As a girl myself, I would re-title this whole node "don't only tell a girl she's beautiful" because I think that's where the problem lies. It's a matter of what really matters, and if all we emphasize is beauty, the results can be very destabilizing.

I'll even provide an example, and I'll even admit it's about me, as much as I hate to. I have a friend that I've known for a whole bunch of years, a friend who is very talented and who I really respect. The possibility of us dating has always been non-existent since I've been happily committed to someone else since before we met. He's a poet, and a particularly good one whose work I really admire, and whose company I cherish. But invariably, when we get together, he tells me how beautiful he thinks I am.

Yes, everyone here is right, it does make me smile, and it does make me blush, but it also makes me wonder.
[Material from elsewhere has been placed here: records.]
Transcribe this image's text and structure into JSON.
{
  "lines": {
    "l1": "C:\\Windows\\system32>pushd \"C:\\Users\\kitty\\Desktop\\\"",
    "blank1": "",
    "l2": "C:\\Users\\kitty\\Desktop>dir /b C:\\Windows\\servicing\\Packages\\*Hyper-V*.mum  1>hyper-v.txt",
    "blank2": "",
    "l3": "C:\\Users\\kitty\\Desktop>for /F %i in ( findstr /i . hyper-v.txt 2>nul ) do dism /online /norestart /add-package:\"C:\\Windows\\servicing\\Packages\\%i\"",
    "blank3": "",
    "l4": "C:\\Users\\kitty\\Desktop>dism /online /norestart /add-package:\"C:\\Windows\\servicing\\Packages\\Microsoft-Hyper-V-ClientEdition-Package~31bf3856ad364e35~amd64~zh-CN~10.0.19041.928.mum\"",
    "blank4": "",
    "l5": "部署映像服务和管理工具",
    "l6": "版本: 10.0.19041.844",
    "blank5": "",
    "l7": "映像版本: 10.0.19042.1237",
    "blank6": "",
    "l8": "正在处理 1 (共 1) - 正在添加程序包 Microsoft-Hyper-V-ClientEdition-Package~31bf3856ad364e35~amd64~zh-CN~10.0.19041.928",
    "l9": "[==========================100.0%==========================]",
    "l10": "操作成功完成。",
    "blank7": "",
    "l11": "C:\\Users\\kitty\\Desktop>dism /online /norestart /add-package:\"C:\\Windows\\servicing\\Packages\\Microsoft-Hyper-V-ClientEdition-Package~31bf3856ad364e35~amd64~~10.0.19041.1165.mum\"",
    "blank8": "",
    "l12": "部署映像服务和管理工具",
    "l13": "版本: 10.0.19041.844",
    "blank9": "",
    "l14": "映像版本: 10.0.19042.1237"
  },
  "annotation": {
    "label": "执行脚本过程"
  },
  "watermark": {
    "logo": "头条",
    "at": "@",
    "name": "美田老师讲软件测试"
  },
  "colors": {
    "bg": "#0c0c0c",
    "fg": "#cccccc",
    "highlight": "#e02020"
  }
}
He has heard my poetry too, which although nowhere near on par with his, is sometimes quite good, and we've had long philosophical and political debates that stretch into the wee hours of dawn, but he has never told me that he like my writing, or that he thinks I'm intelligent, interesting, anything but beautiful.
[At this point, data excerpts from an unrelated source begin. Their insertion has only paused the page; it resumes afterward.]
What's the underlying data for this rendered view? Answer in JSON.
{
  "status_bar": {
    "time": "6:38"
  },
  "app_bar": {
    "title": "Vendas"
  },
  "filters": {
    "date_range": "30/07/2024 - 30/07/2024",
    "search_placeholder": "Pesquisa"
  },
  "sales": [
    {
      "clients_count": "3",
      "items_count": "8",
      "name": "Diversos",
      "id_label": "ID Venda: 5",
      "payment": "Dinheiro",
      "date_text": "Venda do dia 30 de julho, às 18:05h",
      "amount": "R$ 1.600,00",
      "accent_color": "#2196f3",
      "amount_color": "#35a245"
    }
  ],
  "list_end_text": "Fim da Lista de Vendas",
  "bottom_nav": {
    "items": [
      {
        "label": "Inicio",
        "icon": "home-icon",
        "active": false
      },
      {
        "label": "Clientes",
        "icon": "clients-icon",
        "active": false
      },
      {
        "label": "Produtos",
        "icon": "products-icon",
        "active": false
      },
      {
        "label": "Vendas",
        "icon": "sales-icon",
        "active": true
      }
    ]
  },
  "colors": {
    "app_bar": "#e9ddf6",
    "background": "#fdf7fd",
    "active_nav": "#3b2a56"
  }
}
I tell him these things. I tell him how much I enjoy our long conversations, his company, and these are more fitting with the kind of person he is. He writes over and over again about how our beauty-obsessed society has made him feel like he was never good enough. He writes about escaping from a world that values us based only on the way we look, but he always tells me I'm beautiful.

Don't get me wrong, he is a wonderful friend, but he does remind me of how rarely we emphasize the things that matter. I'm training to be a secondary school teacher right now, and when my peers give me feedback on presentations I give, I keep hearing about how I'll make a good teacher because of my voice. My voice. Not my passion for working with young people, not my carefully thought out pedagogical foundations, not my ability to provoke critical thought, but my voice.

It's just all a matter of emphasis, and although it's easier to glance at someone and respond to how they look, I'm going to make a point of listening to someone today, and responding to what they have to say. I'm going to spend my attention on what I think is important.